Emmanuel Maurice Clifton pled guilty to possession of a firearm by a convicted felon, in violation of 18 U.S.C. § 922(g)(1) (2000), and was sentenced to ten months in prison. Police detained and ultimately arrested Clifton after hearing gunshots coming from the front of a residence located in a high-crime neighborhood and from which Clifton later emerged. Clifton’s guilty plea was conditioned on his right to appeal the district court’s denial of his motion to suppress his statement admitting to police that he fired one of the weapons heard by police, as well as the guns recovered by police after receiving his cousin’s consent to search the residence. On appeal, Clifton challenges only the district court’s denial of his motion to suppress.
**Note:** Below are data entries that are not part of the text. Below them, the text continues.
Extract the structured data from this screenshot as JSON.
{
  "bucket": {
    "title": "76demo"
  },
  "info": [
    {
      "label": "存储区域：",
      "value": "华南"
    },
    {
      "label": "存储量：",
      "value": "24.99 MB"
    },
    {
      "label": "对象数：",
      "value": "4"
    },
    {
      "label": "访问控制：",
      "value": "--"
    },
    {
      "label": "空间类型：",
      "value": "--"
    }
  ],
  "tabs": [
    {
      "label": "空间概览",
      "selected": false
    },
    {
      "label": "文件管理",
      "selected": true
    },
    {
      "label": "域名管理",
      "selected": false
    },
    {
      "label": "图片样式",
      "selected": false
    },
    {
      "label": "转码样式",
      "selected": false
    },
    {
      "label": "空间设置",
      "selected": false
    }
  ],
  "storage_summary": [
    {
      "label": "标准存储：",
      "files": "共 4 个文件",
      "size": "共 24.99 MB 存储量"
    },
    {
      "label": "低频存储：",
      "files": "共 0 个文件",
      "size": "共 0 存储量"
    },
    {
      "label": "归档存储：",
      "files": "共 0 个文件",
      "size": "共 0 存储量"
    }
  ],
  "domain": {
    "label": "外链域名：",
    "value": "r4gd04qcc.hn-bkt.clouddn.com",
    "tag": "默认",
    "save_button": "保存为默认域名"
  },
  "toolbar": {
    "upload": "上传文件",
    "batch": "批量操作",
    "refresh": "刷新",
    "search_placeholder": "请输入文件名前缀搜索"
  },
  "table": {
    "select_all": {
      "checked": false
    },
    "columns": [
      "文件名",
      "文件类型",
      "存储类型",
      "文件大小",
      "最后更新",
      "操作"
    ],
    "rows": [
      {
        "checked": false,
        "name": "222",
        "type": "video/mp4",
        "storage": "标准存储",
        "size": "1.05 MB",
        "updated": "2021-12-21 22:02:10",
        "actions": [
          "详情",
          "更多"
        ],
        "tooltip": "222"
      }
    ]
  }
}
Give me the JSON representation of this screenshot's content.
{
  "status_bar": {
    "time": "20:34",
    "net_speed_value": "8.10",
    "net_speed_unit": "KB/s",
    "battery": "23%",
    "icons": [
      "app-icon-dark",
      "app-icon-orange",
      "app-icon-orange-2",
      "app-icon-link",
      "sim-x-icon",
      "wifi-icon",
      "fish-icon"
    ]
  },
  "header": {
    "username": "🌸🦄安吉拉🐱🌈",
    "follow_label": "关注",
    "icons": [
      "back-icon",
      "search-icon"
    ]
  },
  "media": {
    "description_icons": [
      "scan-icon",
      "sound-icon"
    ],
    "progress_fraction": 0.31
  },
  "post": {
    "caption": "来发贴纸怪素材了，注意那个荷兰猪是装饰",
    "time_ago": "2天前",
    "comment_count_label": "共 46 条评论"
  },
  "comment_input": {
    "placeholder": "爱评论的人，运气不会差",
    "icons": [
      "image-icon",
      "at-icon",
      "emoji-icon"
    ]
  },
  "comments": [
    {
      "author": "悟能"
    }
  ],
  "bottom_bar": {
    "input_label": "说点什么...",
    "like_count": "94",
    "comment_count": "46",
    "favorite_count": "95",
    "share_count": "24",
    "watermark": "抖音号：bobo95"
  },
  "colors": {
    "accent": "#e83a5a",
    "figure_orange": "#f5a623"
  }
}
We affirm the district court’s judgment.

This court reviews the district court’s factual findings underlying a motion to *218 suppress for clear error, and the district court’s legal determinations de novo. See United States v. Gray, 491 F.3d 138, 143-44 (4th Cir.2007) (internal citations omitted), ce rt. denied, — U.S.-, 128 S.Ct. 1226, 170 L.Ed.2d 77 (2008). When a suppression motion has been denied, we review the evidence in the light most favorable to the Government. See United States v. Uzenski, 434 F.3d 690, 704 (4th Cir.2006). With these standards in mind, and having reviewed the transcript of the suppression hearing and the parties’ briefs, we conclude that the district court did not err in denying Clifton’s motion to suppress.

Accordingly, we affirm the district court’s judgment. We dispense with oral argument because the facts and legal contentions are adequately presented in the materials before the court and argument would not aid the decisional process.

AFFIRMED.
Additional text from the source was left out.